Man sagt dem Black Metal ja gern nach, kalt zu wirken, und Afsky gibt sich auch alle Mühe, dem zu entsprechen, schon mit dem Titel des nächsten Stücks, „Frosne vind“, „gefrorener Wind“, doch spricht es sehr für ihn, dass ihm das nicht gelingt, sein Black Metal trägt immer ein glühendes Herz in sich, und sei es nur das der Hoffnung, die Kälte zu überwinden; sein hohes Keifen, sein durchdringendes Kreischen, all das untermauert diese Wahrnehmung nur, anstatt die Kälte aus den Rillen tropfen zu lassen. Dafür spielt er die Gitarren einfach zu warm und sind die Harmonien zu – nun: harmonisch, als dass man seine musikalische Verzweiflung als lebensverneinend wahrnehmen könnte.
Natürlich lässt sich Afsky tief und ausführlich in die Stimmungen sinken, die er in den sechs Songs errichtet, da erfüllt er das Epische, das dem Black Metal inneliegt. Zudem gestaltet er viele Songs nach der Gaußschen Verteilungskurve, indem er sie sanft ein- und Schrägstrich oder ausleitet, mit einer E-Gitarre etwa, deren spärliche Akkorde in der Leere verhallen, bevor Schrägstrich nachdem ebenjene Gitarre im Verbund mit den restlichen Instrumenten dunkel dräuende Gewitter tosen lässt, oder auch mal mit einem Spinett; der Mann weiß, wie man Regeln bricht, weil er weiß, wie man sie einhält, deswegen überzeugt seine Musik ja so leicht. Jedenfalls kommt es daher, dass alle sechs Songs Überlängen haben, jeweils zwischen fast sieben und fast acht Minuten, und dabei keine Sekunde zu lang sind.

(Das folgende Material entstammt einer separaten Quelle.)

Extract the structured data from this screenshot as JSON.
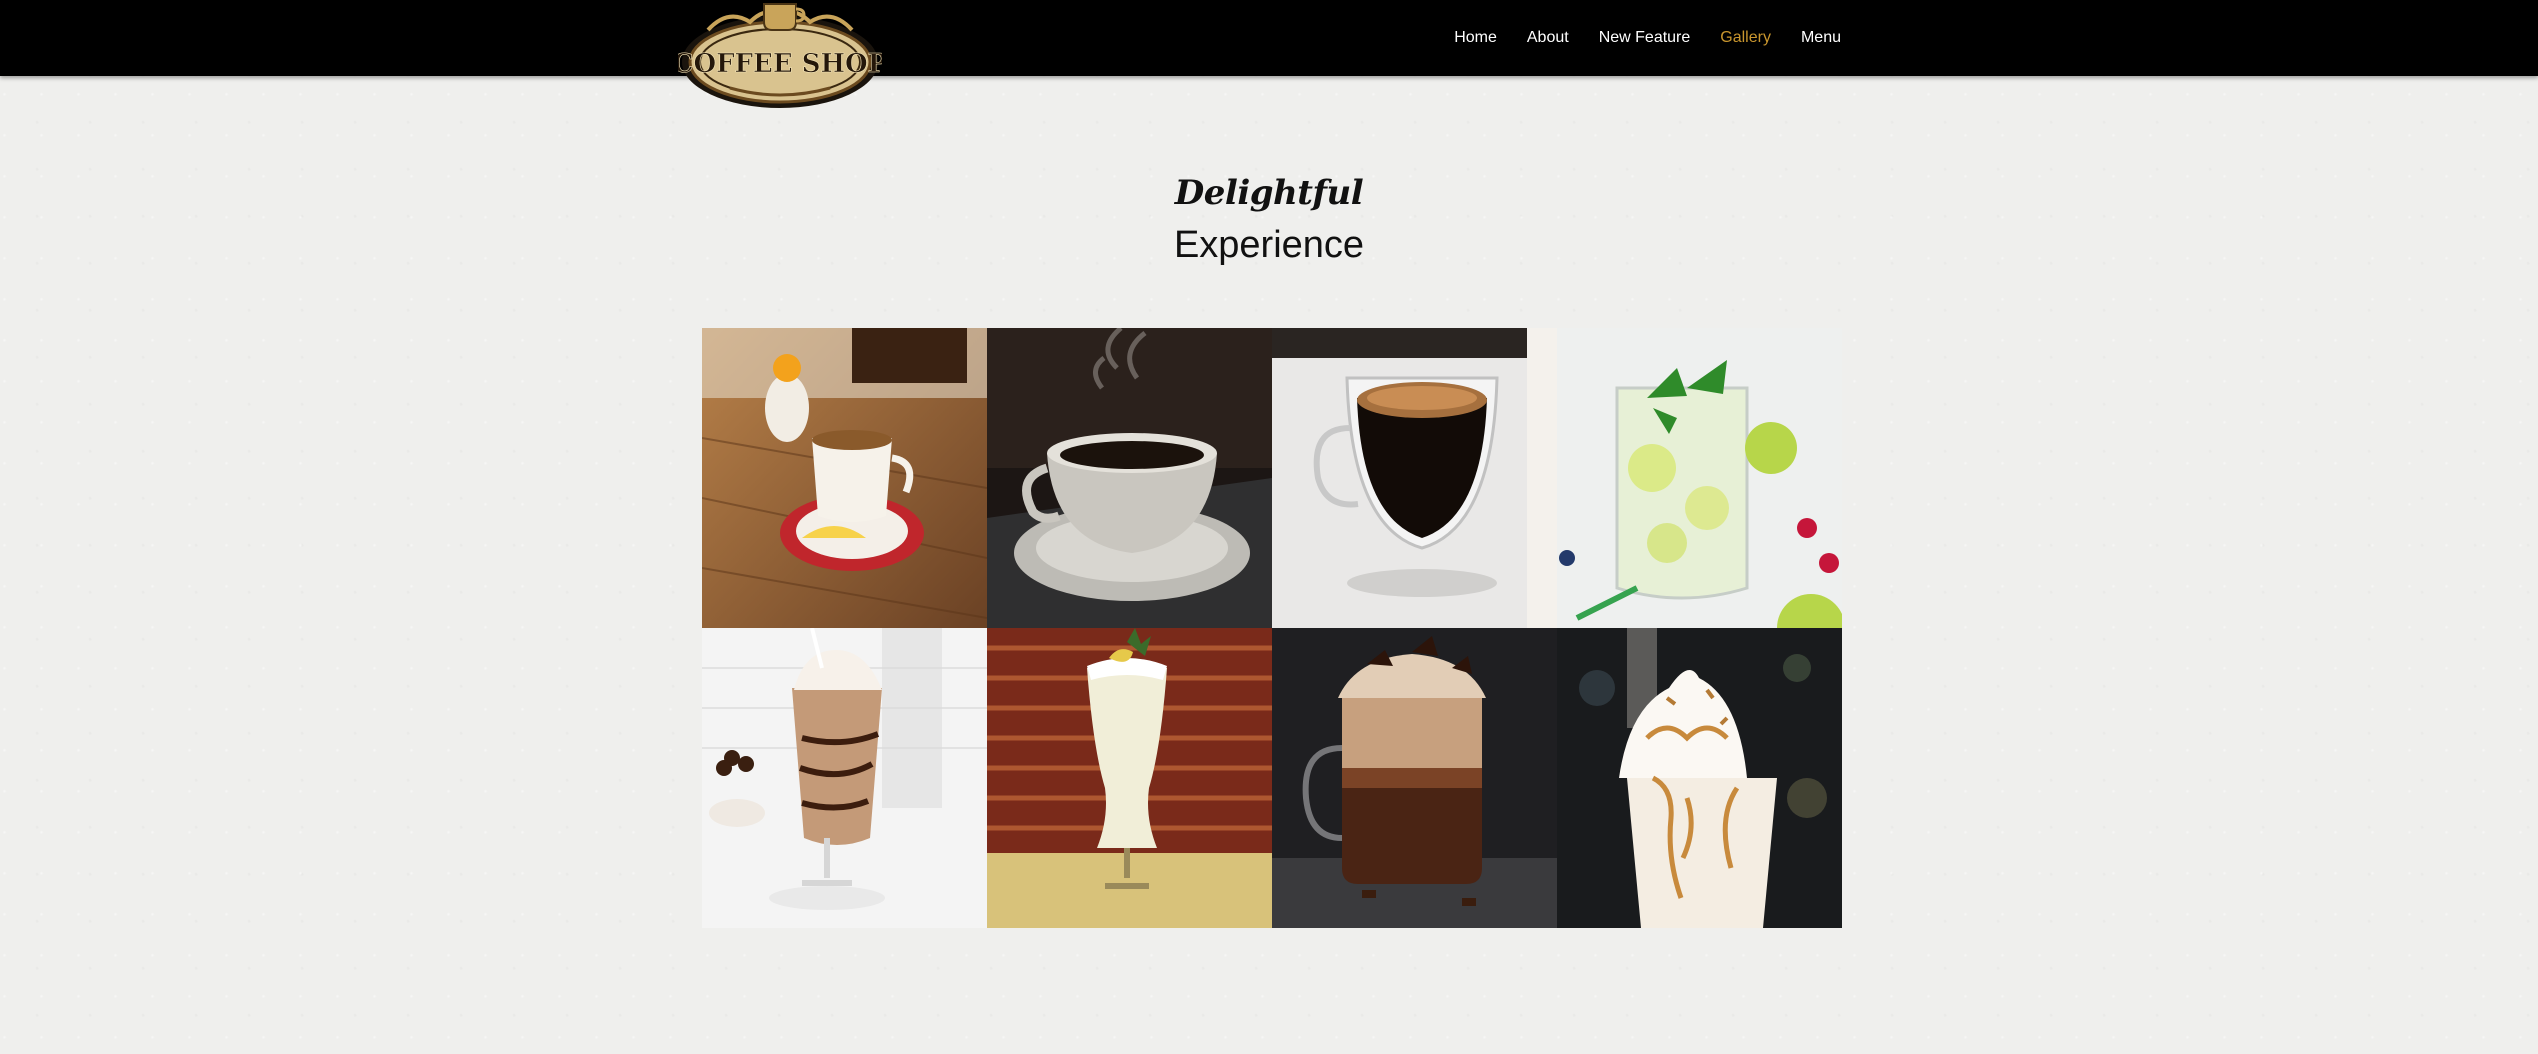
{
  "brand": {
    "logo_text": "COFFEE SHOP",
    "logo_icon": "coffee-cup-emblem-icon"
  },
  "nav": {
    "items": [
      {
        "label": "Home"
      },
      {
        "label": "About"
      },
      {
        "label": "New Feature"
      },
      {
        "label": "Gallery",
        "active": true
      },
      {
        "label": "Menu"
      }
    ],
    "active_color": "#c9962e"
  },
  "section": {
    "script_title": "Delightful",
    "title": "Experience"
  },
  "gallery": {
    "photos": [
      {
        "subject": "espresso-with-lemon-photo"
      },
      {
        "subject": "steaming-coffee-cup-photo"
      },
      {
        "subject": "glass-espresso-photo"
      },
      {
        "subject": "mint-lemonade-photo"
      },
      {
        "subject": "chocolate-milkshake-photo"
      },
      {
        "subject": "pina-colada-photo"
      },
      {
        "subject": "hot-chocolate-photo"
      },
      {
        "subject": "caramel-frappe-photo"
      }
    ]
  }
}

Kann man sich gar nicht vorstellen, dass das wirklich alles von nur einer Person komponiert, konzipiert und eingespielt wurde, so fein ausgearbeitet, versiert gespielt, abwechslungsreich und gleichsam homogen ist dieses Album. „In hundert Jahren“, so der Titel, wird ihm indes das wiederfahren, was er im finalen Song „Fred være med støvet“ anspricht: Frieden seiner Asche. Bis dahin veröffentlicht er hoffentlich noch weitere Alben dieser Art.

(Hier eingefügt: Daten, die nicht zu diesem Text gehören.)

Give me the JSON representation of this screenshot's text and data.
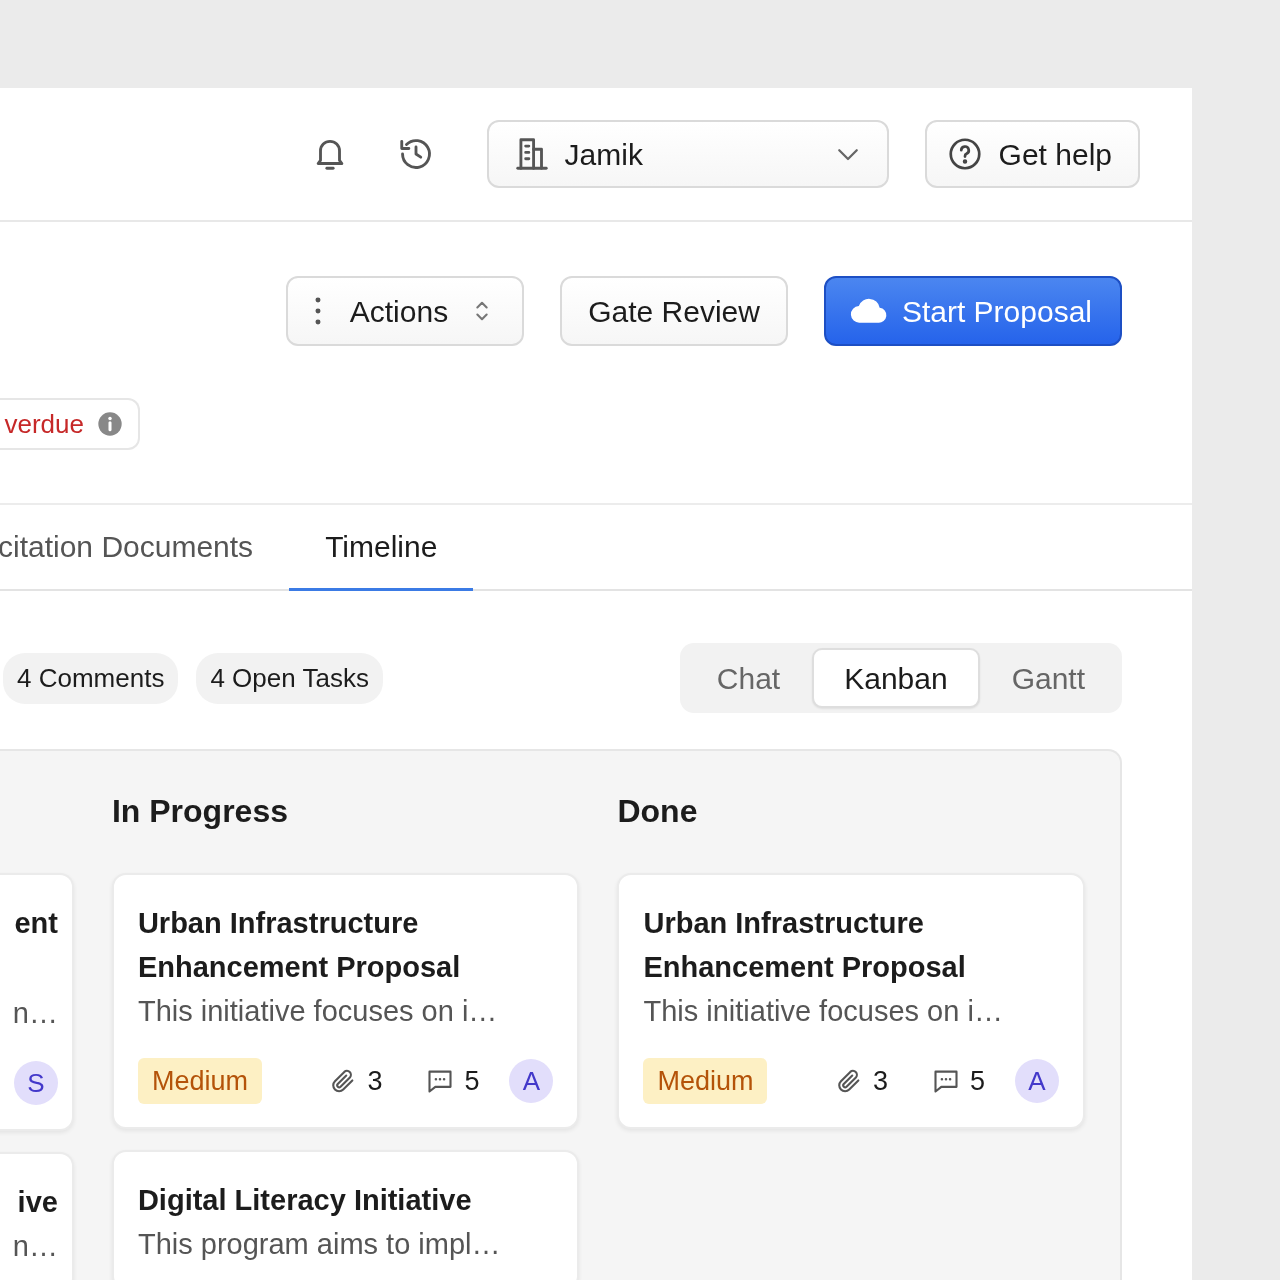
{
  "header": {
    "workspace": "Jamik",
    "help_button": "Get help"
  },
  "actions": [
    {
      "label": "Actions",
      "kind": "menu"
    },
    {
      "label": "Gate Review",
      "kind": "secondary"
    },
    {
      "label": "Start Proposal",
      "kind": "primary"
    }
  ],
  "status_badge": {
    "label": "verdue"
  },
  "tabs": [
    {
      "label": "citation Documents",
      "selected": false
    },
    {
      "label": "Timeline",
      "selected": true
    }
  ],
  "counts": [
    "4 Comments",
    "4 Open Tasks"
  ],
  "view_switch": [
    {
      "label": "Chat",
      "selected": false
    },
    {
      "label": "Kanban",
      "selected": true
    },
    {
      "label": "Gantt",
      "selected": false
    }
  ],
  "board": {
    "columns": [
      {
        "cards": [
          {
            "title": "ent",
            "description": "n…",
            "assignee": "S"
          },
          {
            "title": "ive",
            "description": "n…"
          }
        ]
      },
      {
        "title": "In Progress",
        "cards": [
          {
            "title": "Urban Infrastructure Enhancement Proposal",
            "description": "This initiative focuses on i…",
            "priority": "Medium",
            "attachments": "3",
            "comments": "5",
            "assignee": "A"
          },
          {
            "title": "Digital Literacy Initiative",
            "description": "This program aims to impl…"
          }
        ]
      },
      {
        "title": "Done",
        "cards": [
          {
            "title": "Urban Infrastructure Enhancement Proposal",
            "description": "This initiative focuses on i…",
            "priority": "Medium",
            "attachments": "3",
            "comments": "5",
            "assignee": "A"
          }
        ]
      }
    ]
  }
}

Live bekommt Afsky übrigens Unterstützung unter anderem von Musikern der Band Sunken aus Aarhus, deren Black Metal ebenfalls atmosphärisch ist und die zu empfehlen kein Platz zu wertvoll sei. Für Afsky und sein Metalalterprojekt Heltekvad legte Ole Luk vor einiger Zeit sein Amt bei Solbrud nieder, was bedauerlich ist, aber ein Album wie „Om hundrede år“ entschuldigt dies vielfach. Dem farbigen Vinyl liegt, wie auch dem Vorgänger, ein großes Heft mit Texten und Bildern bei, ein schöner Mehrwert, den kein Download bietet. Fedt! Und jetzt ein Hustenbonbon und eine Umarmung.